Même si cet objet en bambou est très connu, il ne sera pas inutile d’en évoquer l’origine. Un jour, un des disciples d’Enshu, Watarai Takuan, montrait à son maitre un bambou avec deux entailles. Trouvant celui-ci trop long, Enshu en enleva le nœud supérieur. Ce fut la naissance d’un vase de bambou avec deux entailles et sans nœud qui n’existait pas. Un nouvel ustensile fut ainsi inventé et les dimensions de cet objet en bambou restent encore aujourd’hui celles qui sont propres à notre Ecole. A l’origine, ce récipient était accroché au mur, mais, posé, il est également beau. Par rapport au « shakuhachi » de Rikyu, le « Sairai » est la réalisation la plus représentative de la « beauté dans la sobriété » d’Enshu.

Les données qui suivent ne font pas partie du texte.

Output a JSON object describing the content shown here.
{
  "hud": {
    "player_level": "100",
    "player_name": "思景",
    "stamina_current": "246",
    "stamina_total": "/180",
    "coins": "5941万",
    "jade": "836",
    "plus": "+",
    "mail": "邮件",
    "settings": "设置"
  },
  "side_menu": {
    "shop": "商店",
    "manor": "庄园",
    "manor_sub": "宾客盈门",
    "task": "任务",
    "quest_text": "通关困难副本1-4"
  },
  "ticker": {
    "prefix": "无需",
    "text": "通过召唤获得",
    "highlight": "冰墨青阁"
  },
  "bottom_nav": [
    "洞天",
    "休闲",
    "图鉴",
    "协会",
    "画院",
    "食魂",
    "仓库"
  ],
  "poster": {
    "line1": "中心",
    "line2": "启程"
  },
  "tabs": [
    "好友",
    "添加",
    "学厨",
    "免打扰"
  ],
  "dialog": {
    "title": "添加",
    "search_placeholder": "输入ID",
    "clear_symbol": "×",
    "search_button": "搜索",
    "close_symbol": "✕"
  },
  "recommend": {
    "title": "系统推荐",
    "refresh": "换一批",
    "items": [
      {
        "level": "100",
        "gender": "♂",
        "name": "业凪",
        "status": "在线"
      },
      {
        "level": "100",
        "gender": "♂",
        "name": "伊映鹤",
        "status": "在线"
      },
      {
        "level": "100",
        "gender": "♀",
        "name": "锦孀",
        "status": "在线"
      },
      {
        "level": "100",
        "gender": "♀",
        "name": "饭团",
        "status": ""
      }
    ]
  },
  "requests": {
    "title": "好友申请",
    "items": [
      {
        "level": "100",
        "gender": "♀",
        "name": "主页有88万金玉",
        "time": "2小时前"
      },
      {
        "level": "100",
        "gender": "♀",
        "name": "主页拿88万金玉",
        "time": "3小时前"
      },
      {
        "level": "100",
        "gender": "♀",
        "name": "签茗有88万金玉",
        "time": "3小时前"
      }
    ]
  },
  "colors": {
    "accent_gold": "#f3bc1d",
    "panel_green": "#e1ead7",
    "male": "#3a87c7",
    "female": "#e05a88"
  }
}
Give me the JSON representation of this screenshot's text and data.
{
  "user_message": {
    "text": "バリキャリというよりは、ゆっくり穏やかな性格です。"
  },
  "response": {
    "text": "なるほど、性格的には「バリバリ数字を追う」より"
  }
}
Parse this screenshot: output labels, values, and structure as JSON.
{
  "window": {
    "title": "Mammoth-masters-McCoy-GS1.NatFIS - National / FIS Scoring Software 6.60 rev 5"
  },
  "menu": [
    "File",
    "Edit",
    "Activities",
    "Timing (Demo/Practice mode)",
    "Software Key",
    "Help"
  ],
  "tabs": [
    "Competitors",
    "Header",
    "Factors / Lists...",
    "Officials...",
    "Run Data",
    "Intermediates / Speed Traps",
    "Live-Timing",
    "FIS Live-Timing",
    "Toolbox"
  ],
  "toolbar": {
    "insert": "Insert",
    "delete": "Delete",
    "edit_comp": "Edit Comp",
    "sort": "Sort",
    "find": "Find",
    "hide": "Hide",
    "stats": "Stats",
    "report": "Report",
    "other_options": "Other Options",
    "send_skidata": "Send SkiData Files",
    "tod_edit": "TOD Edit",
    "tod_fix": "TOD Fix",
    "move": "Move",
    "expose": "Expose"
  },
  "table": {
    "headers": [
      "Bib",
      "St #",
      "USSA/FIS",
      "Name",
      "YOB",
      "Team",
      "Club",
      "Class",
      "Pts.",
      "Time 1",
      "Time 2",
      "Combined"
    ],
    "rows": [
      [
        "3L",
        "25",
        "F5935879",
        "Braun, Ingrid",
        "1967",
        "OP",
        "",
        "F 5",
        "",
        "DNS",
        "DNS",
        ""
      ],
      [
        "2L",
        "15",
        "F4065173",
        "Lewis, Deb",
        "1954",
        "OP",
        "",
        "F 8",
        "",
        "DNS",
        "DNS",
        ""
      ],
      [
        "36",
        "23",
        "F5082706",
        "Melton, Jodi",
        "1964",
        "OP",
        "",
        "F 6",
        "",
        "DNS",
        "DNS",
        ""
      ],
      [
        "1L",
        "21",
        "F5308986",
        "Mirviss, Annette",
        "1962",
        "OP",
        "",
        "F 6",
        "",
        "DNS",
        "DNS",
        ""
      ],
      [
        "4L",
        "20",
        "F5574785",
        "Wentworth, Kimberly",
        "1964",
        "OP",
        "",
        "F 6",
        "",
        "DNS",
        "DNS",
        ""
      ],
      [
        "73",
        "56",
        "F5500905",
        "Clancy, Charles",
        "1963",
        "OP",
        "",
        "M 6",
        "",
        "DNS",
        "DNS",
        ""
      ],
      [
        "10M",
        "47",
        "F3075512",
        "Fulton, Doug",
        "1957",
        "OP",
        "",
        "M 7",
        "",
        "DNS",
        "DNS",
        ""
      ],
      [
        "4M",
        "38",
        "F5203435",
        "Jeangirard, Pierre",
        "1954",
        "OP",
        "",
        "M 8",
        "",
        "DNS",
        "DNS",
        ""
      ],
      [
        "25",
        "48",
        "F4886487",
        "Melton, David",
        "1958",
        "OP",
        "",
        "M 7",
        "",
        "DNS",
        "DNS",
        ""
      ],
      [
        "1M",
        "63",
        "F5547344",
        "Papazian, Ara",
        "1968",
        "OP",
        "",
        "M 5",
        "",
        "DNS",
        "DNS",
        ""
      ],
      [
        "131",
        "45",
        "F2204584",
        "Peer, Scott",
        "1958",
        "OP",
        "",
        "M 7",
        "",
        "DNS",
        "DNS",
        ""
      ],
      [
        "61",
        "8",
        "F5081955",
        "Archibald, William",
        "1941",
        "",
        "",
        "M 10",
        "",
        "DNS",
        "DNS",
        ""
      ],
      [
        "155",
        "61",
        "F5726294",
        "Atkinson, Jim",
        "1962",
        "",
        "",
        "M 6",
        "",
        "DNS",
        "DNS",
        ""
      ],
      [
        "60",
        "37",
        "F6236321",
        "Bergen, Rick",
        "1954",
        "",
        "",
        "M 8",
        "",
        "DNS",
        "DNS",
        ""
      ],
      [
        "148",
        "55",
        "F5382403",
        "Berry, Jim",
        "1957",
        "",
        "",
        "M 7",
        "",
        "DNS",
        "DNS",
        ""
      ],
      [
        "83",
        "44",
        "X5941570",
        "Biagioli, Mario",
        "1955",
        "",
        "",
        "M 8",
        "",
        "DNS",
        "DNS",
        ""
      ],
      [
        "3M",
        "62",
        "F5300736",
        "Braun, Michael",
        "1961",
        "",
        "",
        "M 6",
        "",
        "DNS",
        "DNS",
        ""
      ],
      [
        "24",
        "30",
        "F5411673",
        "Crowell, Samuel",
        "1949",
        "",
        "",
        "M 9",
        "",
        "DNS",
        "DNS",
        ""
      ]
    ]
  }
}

Et les co-hôtes m’ont demandé de concevoir un arrangement floral pour ce récipient. Il n’est écrit nulle part dans les annales de notre maison que quelqu’un d’autre qu’Enshu a posé des fleurs dans ce vase dans une occasion officielle. De mon vivant, j’ai une fois vu mon père poser des fleurs dans ce récipient, mais c’était uniquement pour faire des photos destinées au programme de la cérémonie organisée à l’occasion du 350e anniversaire de la disparition du père fondateur Enshu. J’ai voulu me servir de ‘kamohonnami-tsubaki’ et de ‘kibushi’ comme mon père en a utilisé. Je pensais que comme l’hiver était vigoureux, mon souhait serait difficile à réaliser. Mais le jour même, j’en ai eu d’excellents.
Le père fondateur fit son arrangement dans ce vase «Sairai », mon père a fait de même. Et maintenant, je le fais en souhaitant le redressement et la reconstruction des régions dévastées avec le « retour » des personnes sinistrées. Les fleurs elles-mêmes sont de ‘retour’. Dans cet état d’esprit, j’ai pris le camélia, l’ai élagué et l’ai posé dans le vase. Parfait ! Pour le ‘kibushi’, c’était pareil. J’étais très heureux.